Was unter Anzeigetafeln und Zeitmessgeräten verstanden wird
Die Leistung umfasst Systeme zur visuellen Darstellung von Zeitwerten und zeitbezogenen Informationen. Dazu gehören beispielsweise grossformatige Zeitanzeigen, Countdown-Anzeigen, Stoppzeitmessungen oder anlagenseitige Zeitanzeigen für definierte Prozesse. Je nach Ausführung arbeiten die Geräte eigenständig oder sind an übergeordnete Zeitquellen, Steuerungen oder Auslösesignale angebunden.

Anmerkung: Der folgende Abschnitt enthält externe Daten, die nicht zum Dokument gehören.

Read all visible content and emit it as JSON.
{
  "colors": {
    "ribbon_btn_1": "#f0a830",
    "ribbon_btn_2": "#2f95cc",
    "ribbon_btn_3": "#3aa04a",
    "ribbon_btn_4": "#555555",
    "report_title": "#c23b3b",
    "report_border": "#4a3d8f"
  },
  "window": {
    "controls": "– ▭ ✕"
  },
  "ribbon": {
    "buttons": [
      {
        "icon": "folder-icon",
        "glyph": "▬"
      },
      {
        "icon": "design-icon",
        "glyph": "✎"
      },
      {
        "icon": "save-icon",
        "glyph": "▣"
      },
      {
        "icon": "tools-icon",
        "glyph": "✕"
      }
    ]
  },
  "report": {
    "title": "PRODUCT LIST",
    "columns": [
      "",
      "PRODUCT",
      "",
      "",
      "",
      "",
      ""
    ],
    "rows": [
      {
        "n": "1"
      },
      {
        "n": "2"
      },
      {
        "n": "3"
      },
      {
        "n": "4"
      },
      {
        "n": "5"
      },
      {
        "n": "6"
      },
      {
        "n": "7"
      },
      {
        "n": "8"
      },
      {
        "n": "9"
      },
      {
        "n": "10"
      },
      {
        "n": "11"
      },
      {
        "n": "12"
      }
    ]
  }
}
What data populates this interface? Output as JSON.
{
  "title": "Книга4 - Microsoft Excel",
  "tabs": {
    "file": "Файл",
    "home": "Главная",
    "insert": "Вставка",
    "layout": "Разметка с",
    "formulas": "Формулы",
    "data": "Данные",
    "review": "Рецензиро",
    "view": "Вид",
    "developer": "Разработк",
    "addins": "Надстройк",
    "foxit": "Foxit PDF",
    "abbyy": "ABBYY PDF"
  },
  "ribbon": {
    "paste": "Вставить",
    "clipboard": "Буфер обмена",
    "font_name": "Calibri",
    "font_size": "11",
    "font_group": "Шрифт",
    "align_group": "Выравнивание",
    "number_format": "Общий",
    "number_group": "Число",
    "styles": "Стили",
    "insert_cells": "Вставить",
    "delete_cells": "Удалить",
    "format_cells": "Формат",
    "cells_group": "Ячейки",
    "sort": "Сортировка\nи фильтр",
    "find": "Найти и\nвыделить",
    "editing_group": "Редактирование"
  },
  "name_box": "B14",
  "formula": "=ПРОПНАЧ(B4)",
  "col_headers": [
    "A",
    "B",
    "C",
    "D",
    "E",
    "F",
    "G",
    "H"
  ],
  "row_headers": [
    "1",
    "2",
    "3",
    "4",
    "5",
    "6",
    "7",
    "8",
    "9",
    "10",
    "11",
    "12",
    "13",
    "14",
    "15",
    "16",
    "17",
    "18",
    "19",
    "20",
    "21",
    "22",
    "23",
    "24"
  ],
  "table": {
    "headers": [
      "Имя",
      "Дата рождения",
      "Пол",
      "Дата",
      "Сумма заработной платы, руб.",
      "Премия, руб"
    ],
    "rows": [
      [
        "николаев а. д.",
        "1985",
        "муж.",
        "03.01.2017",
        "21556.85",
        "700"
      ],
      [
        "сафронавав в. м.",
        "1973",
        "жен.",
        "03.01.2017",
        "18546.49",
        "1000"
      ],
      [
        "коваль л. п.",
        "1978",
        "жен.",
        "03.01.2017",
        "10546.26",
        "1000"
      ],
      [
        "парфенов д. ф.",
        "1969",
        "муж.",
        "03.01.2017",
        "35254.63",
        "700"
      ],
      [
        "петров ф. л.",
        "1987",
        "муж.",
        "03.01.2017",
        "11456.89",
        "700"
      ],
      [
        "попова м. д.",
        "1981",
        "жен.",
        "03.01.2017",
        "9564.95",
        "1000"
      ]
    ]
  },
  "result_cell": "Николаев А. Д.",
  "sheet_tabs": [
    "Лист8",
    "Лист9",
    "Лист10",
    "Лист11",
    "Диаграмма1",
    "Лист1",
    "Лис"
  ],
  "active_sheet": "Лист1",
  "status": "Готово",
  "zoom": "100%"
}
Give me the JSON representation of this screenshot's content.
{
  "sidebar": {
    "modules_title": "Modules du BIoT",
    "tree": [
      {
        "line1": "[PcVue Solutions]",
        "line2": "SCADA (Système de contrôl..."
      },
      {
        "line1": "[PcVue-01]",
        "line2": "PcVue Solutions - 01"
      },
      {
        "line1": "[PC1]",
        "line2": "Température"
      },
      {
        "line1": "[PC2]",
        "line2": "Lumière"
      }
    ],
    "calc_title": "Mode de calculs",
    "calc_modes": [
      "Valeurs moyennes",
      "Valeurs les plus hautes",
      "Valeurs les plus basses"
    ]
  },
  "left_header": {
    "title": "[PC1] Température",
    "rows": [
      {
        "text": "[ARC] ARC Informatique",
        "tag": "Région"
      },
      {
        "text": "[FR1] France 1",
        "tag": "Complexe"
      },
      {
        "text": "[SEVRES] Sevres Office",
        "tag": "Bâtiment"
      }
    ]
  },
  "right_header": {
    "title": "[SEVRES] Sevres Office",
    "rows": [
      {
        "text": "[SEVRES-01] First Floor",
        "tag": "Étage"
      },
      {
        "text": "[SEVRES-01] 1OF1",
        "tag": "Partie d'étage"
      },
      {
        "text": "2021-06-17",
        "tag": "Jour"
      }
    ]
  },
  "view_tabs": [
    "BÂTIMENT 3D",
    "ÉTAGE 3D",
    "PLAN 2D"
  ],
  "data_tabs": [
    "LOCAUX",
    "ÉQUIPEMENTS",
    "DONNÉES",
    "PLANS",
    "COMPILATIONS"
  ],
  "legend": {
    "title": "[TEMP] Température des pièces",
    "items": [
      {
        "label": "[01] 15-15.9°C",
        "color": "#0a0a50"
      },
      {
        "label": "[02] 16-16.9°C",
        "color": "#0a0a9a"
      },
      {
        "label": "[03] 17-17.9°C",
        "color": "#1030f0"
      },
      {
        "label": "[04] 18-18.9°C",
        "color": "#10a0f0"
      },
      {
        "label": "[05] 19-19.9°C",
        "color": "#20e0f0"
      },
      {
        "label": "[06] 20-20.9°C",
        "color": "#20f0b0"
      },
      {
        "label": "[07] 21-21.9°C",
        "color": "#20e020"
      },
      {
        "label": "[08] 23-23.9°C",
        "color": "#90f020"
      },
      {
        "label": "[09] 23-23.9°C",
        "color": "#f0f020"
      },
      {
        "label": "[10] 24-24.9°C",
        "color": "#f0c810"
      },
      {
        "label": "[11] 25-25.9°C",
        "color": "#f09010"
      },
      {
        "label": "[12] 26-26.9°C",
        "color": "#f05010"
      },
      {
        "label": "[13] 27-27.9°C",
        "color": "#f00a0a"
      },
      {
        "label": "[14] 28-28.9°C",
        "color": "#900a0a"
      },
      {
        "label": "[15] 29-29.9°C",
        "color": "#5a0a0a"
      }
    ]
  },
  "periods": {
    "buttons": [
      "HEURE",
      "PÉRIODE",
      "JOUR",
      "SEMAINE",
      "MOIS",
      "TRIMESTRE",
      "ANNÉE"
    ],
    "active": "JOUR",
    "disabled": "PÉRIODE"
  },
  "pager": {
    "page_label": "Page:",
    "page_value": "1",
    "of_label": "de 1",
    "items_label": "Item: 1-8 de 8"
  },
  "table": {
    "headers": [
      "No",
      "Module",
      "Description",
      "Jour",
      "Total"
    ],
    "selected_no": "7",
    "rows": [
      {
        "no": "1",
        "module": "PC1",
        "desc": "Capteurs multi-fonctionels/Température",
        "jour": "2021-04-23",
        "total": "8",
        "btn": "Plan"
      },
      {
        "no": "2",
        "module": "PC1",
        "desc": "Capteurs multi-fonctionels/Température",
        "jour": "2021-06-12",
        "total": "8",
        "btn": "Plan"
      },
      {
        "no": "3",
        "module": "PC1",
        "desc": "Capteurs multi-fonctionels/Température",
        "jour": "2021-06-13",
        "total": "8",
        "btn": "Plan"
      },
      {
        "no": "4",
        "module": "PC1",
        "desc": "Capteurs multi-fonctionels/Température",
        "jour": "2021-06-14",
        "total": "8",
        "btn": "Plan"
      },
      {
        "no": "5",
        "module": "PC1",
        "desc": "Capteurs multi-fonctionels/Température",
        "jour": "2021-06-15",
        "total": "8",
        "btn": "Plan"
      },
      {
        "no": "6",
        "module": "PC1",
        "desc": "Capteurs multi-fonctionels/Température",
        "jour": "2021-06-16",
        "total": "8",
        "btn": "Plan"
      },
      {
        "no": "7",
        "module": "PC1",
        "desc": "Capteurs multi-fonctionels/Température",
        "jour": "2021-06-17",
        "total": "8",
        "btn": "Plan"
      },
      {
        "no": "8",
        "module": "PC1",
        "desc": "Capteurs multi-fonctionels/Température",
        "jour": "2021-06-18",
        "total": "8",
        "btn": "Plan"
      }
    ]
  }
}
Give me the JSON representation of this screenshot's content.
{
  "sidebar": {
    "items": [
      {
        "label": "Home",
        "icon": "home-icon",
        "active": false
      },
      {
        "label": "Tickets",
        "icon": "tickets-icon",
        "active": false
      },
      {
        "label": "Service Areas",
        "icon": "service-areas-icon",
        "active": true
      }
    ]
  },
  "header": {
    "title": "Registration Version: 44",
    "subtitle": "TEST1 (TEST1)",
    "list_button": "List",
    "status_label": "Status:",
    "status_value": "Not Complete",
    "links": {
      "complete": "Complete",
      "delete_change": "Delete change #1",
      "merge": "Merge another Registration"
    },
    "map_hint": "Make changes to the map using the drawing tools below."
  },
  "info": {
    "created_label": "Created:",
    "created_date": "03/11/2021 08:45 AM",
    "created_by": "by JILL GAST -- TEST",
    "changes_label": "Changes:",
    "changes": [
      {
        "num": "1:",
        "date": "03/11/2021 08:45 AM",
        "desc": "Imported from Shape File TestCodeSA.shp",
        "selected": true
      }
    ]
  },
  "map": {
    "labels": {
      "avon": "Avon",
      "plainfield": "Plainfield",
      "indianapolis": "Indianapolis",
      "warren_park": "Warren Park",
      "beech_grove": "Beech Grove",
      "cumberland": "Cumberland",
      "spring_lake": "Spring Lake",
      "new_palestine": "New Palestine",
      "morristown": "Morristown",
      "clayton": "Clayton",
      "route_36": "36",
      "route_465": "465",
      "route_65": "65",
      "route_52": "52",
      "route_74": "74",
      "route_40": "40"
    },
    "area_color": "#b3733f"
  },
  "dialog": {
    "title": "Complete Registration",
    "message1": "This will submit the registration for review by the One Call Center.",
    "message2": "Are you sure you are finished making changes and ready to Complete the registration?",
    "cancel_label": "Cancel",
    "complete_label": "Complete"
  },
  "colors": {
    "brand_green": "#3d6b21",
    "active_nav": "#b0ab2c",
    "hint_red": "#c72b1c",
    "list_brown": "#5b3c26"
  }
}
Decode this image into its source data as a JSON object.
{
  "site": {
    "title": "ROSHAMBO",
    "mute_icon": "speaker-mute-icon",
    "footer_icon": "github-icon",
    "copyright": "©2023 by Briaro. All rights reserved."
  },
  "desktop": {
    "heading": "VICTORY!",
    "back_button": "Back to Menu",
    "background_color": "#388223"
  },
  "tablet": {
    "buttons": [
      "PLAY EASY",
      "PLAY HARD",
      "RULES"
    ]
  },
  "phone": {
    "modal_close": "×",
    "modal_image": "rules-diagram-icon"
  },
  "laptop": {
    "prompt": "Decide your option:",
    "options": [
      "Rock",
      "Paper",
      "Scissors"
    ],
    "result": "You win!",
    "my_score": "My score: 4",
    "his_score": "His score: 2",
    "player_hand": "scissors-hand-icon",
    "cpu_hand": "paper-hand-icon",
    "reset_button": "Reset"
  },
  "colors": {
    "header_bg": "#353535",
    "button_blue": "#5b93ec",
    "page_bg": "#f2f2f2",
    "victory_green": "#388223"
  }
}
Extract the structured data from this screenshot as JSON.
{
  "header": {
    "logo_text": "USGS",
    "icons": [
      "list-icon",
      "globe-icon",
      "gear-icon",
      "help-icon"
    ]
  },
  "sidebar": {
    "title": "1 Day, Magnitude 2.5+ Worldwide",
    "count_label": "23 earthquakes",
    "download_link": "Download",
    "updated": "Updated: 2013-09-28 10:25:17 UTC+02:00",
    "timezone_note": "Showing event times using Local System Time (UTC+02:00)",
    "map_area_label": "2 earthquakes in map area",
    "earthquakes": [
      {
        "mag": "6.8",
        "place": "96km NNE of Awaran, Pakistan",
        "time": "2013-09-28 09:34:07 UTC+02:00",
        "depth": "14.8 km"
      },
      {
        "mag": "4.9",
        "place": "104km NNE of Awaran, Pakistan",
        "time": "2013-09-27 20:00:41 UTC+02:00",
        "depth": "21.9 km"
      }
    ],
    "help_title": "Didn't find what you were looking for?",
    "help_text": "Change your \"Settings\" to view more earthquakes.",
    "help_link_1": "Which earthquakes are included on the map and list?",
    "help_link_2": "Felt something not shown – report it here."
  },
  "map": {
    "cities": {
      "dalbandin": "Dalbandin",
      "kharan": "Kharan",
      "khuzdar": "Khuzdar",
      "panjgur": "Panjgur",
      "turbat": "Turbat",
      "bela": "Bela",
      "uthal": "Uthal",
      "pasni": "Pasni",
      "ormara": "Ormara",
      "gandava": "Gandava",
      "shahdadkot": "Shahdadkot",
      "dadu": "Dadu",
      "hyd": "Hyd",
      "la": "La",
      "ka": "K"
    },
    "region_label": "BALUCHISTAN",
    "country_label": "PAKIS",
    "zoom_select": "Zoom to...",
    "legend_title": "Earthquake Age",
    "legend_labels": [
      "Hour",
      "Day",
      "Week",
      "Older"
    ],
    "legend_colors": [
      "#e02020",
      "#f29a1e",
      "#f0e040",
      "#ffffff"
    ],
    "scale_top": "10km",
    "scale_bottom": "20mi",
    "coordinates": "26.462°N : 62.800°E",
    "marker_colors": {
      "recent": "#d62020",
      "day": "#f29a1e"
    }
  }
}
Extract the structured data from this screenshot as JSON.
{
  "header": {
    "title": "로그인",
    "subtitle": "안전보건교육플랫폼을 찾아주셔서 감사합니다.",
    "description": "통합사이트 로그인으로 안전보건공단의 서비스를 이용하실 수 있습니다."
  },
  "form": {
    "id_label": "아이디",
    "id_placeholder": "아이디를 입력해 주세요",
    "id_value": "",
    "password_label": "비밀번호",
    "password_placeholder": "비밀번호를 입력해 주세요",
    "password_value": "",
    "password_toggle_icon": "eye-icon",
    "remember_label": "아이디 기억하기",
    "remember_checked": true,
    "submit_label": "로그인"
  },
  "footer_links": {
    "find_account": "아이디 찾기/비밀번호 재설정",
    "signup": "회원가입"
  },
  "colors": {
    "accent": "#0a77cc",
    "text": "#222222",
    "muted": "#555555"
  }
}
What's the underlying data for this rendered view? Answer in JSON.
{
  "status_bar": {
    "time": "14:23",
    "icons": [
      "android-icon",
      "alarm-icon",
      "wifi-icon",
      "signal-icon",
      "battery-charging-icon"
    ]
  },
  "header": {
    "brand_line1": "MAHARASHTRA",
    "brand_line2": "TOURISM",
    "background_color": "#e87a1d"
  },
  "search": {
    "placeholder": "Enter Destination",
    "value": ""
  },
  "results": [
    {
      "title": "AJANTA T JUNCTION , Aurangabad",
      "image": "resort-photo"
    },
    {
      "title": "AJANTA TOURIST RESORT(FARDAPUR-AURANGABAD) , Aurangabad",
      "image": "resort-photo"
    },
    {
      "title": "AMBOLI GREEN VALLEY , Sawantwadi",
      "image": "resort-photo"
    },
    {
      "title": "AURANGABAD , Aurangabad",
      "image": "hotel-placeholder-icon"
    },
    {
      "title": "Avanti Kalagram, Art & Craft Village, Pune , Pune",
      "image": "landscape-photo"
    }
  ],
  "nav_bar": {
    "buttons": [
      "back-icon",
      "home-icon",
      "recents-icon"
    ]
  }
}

Typische Einsatzorte für Zeitanzeigen und Messsysteme
Solche Anlagen werden in Sporthallen, Schulhäusern, Produktionsbereichen, Werkstätten, Logistikzonen oder öffentlichen Gebäuden eingesetzt. Dort dienen sie etwa zur Anzeige von Spielzeiten, Pausen, Restlaufzeiten, Schichtwechseln oder definierten Taktzeiten. Relevant sind vor allem gute Ablesbarkeit, passende Anzeigegrössen und eine zuverlässige Zeitführung im laufenden Betrieb.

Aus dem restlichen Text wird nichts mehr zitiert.